Sometime the compiler may produce corrupted pdb file ( and cause Dr. Memory report empty stack traces. A clobber rebuild on the builder bot is required to clear the corrupted pdb file and fix the problem.

Submitting a patch

Now send the patch for review.
Review recommendations:
  • use "TBR=reviewer" to save time if you're comfortable with writing suppressions, otherwise use a suppression reviewer from your timezone (ping him to make a quick review!)
  • don't forget to mention BUG=NNNNNN in the changelist description
Now commit.

When the leak gets fixed, make sure to ask the person who fixes it to remove the suppression again -- ideally in the same CL that contains the fix.

Excluding tests

Some tests run slowly or poorly under heavyweight tools like Valgrind, and Dr. Memory in full mode.
If they fail even without the tool (i.e., natively), just add the DISABLED_ prefix to the test case name.

If tests are hanging or crashing only on Valgrind or Dr. Memory, disable them using the files in tools/valgrind/gtest_exclude/test_binary.gtest[-drmemory][_platform].txt,
where test_binary is (base_unittests, ui_tests, etc),  -drmemory limits the exclusion to Dr. Memory, and platform can be none (Linux, and Windows), linux, or win32.
For ThreadSanitizer v2 there're no exclusion files. The only way to disable a test under TSan v2 and MSAN is to make it DISABLED_ under #if defined(THREAD_SANITIZER) and #if defined(MEMORY_SANITIZER), respectively.

Please file bug(s) for any tests you disable and point at the bug(s) where you exclude the test(s)!

For example, if ExampleTest.PeelOranges from unit_tests fails under Valgrind, add the following to tools/valgrind/gtest_exclude/unit_tests.gtest.txt:
# Crashes when run under Valgrind.

These files accept '*' as a wildcard, just like --gtest_filter.

Filing good memory bugs

Whenever you add a suppression to one of the suppression files or exclude a test, you are required to also file a bug to track the error.

A good bug report should have the following:

  1. A link to the build cycle that the error first started appearing.
    Linking to an arbitrary result with the failure is not helpful; you should go back through the buildbot results to find when the error first started occurring and link to that cycle.
    See the next section for some tips on tracking this information down if it is not obvious from the buildbot logs.
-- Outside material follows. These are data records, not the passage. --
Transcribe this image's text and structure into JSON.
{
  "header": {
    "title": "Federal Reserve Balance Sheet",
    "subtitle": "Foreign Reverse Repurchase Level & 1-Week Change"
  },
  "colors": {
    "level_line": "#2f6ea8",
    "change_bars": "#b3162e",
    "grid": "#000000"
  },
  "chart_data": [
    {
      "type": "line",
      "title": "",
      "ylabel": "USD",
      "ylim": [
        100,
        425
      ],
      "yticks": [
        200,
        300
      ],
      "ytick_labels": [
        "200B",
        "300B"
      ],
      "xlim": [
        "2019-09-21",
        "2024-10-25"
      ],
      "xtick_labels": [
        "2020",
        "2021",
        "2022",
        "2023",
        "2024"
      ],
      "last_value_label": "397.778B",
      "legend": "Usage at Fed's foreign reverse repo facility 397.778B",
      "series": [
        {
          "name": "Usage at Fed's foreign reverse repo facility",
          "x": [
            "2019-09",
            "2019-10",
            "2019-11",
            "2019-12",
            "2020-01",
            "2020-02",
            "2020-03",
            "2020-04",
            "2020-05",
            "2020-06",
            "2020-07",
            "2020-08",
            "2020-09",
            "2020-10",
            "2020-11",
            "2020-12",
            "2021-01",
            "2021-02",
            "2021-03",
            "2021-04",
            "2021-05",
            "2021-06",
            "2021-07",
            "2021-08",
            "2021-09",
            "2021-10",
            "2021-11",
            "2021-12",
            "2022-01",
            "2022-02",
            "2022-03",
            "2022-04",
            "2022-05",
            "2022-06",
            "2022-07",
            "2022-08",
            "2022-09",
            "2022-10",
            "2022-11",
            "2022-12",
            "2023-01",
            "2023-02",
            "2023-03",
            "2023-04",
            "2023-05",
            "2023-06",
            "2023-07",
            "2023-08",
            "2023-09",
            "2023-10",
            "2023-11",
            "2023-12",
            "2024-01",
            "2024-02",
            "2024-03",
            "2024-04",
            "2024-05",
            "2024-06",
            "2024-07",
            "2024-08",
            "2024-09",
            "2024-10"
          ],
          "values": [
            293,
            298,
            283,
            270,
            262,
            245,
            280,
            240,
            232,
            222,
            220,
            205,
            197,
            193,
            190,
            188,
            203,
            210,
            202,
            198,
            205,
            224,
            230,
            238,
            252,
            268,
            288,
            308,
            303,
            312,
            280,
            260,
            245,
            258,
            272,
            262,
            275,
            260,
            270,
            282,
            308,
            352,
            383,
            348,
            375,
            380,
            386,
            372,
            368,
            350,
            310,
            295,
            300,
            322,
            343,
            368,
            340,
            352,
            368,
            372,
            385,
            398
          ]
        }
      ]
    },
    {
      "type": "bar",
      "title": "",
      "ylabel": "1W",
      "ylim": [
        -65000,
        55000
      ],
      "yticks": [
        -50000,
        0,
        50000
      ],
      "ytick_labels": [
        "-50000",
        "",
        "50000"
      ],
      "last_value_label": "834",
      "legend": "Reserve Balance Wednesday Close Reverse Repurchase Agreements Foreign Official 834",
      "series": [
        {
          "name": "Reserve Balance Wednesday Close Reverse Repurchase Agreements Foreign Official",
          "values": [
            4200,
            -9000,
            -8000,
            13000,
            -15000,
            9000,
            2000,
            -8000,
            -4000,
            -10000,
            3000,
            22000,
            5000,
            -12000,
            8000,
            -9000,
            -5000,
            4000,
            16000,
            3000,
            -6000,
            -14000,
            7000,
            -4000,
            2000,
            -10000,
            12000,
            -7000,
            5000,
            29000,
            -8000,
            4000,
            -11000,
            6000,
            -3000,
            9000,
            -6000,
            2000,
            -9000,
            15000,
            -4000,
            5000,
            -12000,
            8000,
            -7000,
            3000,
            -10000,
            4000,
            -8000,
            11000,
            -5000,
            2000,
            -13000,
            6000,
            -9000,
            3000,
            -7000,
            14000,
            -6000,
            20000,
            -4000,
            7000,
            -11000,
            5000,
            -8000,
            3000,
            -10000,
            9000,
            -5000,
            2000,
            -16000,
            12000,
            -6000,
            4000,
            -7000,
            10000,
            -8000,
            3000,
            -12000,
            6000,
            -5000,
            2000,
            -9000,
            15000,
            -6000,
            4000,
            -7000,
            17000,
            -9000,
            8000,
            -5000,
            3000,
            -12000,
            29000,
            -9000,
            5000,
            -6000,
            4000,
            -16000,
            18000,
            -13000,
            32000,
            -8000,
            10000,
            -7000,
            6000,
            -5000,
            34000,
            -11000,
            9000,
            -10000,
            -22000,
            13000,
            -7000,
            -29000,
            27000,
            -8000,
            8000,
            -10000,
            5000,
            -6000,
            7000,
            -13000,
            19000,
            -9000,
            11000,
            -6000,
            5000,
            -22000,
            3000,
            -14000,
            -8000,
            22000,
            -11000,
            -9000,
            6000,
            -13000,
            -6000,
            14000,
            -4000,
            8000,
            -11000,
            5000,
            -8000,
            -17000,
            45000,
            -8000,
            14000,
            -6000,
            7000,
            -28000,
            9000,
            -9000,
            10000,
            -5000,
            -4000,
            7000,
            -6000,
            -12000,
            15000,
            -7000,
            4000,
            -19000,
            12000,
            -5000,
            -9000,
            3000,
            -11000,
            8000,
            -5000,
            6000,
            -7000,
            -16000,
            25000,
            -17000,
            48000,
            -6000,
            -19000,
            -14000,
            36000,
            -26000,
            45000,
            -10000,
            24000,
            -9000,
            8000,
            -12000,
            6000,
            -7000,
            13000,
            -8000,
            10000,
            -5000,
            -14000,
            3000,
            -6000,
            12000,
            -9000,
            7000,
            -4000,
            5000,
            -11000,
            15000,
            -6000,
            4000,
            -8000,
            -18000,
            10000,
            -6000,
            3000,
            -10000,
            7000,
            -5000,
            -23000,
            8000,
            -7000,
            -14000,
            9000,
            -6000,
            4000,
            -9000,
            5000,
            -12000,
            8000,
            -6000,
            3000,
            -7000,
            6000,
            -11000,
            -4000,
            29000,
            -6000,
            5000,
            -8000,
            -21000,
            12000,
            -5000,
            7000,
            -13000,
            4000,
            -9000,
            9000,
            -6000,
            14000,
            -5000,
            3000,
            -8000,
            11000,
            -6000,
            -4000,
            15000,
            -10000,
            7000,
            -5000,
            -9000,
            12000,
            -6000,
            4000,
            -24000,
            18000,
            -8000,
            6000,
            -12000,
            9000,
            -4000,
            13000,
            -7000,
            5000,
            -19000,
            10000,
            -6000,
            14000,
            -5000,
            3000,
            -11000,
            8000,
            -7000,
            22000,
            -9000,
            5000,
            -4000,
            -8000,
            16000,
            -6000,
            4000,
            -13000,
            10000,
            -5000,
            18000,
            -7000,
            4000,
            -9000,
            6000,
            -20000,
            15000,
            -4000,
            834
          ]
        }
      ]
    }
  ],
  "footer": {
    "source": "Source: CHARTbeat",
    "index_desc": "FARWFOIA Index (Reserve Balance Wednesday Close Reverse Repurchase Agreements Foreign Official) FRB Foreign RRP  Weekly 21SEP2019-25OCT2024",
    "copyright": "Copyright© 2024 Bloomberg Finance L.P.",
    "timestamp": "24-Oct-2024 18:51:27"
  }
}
  2. The output of the error, i.e the report, the test name and the generated suppression.
    Buildbot logs are only kept for a finite amount of time.
    You should always paste the symbolicated backtrace as well as the mangled suppression so that if the bug is left open for a while, the report is still useful.

  3. The revision corresponding to the stack traces in the output.

  4. Put the author of the CL that most likely caused the error in the Owner field.
    Use the failing build blamelist and 
    git annotate.
    Chromium codesearch can also be helpful.

    If there isn't an obvious author, you should CC the part of the blamelist of the build cycle and/or the past authors of the suspicious code that could be guilty.
    Sometimes the reports are flaky and show up only after a number of runs (especially Valgrind leak reports).
    In this case, please explicitly say that the report is flaky.

  5. This relates to the first point: it is very important to track down the first instance of the failure so this information is accurate.

  6. Apply appropriate labels to the bug: Stability-ValgrindStability-Memory-DrMemoryStability-ThreadSanitizer, Stability-Memory-MemorySanitizer.
    Also indicate the platform on which the failure occured using the OS labels.

  7. When the bug is fixed - check that the suppression is removed!

The title of the bug report should indicate the type of error that the tool reported (e.g. "Memory leak in Foo.Bar since r123456")
The type of failure is reported as the second line of the suppression for Valgrind.
Some common ones are 
Memcheck:LeakMemcheck:Uninitialized and Memcheck:Unaddressable.  For Dr. Memory the type of error is in the title and typically is one of UNADDRESSABLE ACCESS, UNINITIALIZED READ, GDI USAGE ERROR, or HANDLE LEAK.  If you see an unaddressable error (Memcheck:Unaddressable or UNADDRESSABLE ACCESS), you may consider reverting the guilty change (see related section above).